É o tipo do sujeito que faz um amigo ingerir uma pitada do último alcaloide vegetal, não por maldade, entenda, mas por espírito de investigação, porque quer ter uma ideia clara dos efeitos da droga. Por uma questão de justiça, é preciso que se diga que ele também estaria disposto a tomar o alcaloide. Parece ter paixão pelo conhecimento exato e definido.
— Por mim, não há nada de errado nisso.
— Sim, contanto que não se chegue a excessos. A situação muda de figura quando se passa a dar pauladas nos corpos na sala de dissecação.
— Dar pauladas nos corpos?
— Sim, para verificar quanto tempo depois da morte o corpo pode apresentar escoriações. Vi Holmes fazer isso com meus próprios olhos.
— E você diz que ele não é estudante de medicina?
— Não. Só Deus sabe o que ele estuda. Bem, aqui estamos, e você deve formar suas próprias impressões sobre ele.
Enquanto falávamos, dobramos para uma ruela estreita. Por uma portinha lateral, chegamos a uma ala do grande hospital. O cenário me era familiar e eu não precisava de guia para subir a fria escada de pedra e percorrer o longo corredor de paredes caiadas e portas cor de castanha. Antes de seu final, uma passagem em arco dava acesso a outras direções e por ela chegamos ao laboratório químico.
O lugar, amplo e imponente, estava entulhado com um sem-número de frascos. Mesas baixas e largas, espalhadas pelo salão. Eram cobertas por retortas, tubos de ensaios e pequenos bicos de Bunsen com trêmulas chamas azuis. Via-se apenas um estudante no laboratório. Ele estava curvado sobre uma mesa distante e absorvido em seu trabalho. Ao ouvir nossos passos, olhou em torno, erguendo-se com um grito de satisfação.
— Descobri! Descobri! — dizia a meu companheiro, enquanto corria a nosso encontro com um tubo de ensaio nas mãos. — Descobri um reagente que é precipitado pela hemoglobina e por nada mais!
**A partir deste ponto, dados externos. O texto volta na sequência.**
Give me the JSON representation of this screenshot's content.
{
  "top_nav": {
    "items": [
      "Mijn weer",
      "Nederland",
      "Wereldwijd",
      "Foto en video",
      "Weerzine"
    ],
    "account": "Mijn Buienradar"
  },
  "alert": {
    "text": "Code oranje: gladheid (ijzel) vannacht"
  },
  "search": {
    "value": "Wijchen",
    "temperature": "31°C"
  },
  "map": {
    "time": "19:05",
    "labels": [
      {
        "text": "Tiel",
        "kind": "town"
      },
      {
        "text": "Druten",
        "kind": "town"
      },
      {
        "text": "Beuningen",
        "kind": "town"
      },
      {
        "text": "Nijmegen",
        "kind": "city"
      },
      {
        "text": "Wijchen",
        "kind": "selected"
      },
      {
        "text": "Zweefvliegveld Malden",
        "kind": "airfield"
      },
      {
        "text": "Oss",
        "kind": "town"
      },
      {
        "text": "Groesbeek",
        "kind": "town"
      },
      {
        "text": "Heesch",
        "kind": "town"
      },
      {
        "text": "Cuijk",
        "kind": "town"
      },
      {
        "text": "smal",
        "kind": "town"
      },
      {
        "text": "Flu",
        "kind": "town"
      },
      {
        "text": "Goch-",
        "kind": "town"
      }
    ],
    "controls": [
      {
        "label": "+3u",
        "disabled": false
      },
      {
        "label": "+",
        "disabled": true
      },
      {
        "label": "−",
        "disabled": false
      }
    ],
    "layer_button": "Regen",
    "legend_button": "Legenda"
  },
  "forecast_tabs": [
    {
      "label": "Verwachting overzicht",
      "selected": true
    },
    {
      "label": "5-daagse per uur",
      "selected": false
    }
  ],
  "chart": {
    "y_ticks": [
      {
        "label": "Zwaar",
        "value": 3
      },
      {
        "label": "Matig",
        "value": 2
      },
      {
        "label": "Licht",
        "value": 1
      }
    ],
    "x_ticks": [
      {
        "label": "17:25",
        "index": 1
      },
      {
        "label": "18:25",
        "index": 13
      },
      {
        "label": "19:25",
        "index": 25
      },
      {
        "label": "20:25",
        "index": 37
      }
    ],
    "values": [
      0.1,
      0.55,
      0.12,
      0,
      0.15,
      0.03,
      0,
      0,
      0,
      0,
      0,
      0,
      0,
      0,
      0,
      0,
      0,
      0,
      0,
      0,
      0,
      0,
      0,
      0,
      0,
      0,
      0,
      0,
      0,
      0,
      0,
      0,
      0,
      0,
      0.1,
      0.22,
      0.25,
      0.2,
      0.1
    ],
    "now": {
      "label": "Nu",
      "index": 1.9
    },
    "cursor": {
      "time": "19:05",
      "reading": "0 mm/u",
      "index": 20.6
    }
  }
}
Se tivesse descoberto uma mina de ouro, não poderia estar mais feliz.
— Dr. Watson, Sr. Sherlock Holmes — disse Stamford, apresentando-nos.
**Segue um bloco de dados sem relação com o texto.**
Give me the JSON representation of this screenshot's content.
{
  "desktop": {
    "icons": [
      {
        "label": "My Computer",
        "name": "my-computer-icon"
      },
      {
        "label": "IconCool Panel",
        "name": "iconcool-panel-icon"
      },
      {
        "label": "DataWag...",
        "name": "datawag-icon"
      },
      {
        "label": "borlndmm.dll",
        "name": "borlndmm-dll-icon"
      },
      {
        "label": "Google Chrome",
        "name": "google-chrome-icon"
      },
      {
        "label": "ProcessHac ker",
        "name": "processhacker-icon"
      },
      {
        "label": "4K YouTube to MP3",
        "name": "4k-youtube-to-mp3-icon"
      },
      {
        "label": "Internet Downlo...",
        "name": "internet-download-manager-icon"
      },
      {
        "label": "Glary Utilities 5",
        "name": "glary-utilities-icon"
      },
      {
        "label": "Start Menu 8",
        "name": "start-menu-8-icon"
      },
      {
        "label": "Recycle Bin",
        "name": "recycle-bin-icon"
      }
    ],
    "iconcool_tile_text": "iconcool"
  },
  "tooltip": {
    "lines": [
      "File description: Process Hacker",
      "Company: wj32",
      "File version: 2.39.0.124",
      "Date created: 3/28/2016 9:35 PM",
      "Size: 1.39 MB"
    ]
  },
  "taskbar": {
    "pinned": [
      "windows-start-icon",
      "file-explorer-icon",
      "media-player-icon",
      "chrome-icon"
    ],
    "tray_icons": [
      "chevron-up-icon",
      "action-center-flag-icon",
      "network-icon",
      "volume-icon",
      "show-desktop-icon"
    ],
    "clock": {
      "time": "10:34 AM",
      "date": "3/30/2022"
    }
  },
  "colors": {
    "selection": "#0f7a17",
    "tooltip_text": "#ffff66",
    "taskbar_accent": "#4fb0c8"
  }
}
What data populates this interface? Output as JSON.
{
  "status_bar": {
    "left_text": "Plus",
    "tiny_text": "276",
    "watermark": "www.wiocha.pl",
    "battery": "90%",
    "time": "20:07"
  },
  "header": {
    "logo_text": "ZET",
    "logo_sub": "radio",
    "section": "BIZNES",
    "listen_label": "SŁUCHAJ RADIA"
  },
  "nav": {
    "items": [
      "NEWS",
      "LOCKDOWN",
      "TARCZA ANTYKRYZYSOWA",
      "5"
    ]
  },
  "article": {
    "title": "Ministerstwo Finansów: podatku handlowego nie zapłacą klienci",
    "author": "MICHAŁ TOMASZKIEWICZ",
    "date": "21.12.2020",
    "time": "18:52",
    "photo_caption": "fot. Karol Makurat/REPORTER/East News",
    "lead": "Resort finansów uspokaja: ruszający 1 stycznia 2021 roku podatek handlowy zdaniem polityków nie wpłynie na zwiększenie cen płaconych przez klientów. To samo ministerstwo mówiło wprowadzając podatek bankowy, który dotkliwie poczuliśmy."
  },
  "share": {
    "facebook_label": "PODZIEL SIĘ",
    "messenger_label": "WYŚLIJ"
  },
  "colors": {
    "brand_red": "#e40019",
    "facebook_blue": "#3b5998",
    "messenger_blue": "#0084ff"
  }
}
— Como vai? — disse cordialmente, apertando minha mão com uma força que eu não esperava que ele tivesse. — Vejo que esteve no Afeganistão.
— Como é que você sabe? — perguntei, atônito.
— Não importa — respondeu, rindo para si mesmo. — No momento, o que interessa é a hemoglobina. Sem dúvida, você percebe o significado dessa minha descoberta, não?
— É quimicamente interessante, sem dúvida — respondi —, mas do ponto de vista prático...
— Meu caro, esta é a mais prática descoberta médico-legal dos últimos anos! Não vê que é um teste infalível para manchas de sangue? Venha aqui!
Com impetuosidade, puxou-me pela manga do casaco, levando-me para a mesa onde esteve trabalhando.
— Vamos colher um pouco de sangue fresco — disse, enfiando uma agulheta comprida em seu dedo. Colheu o sangue numa pipeta. — Agora acrescento esta pequena quantidade de sangue a um litro de água. Como vê, a mistura resultante tem a aparência da água pura, porque a proporção de sangue não pode ser mais que um para um milhão. No entanto não tenho dúvida de que obteremos a reação característica.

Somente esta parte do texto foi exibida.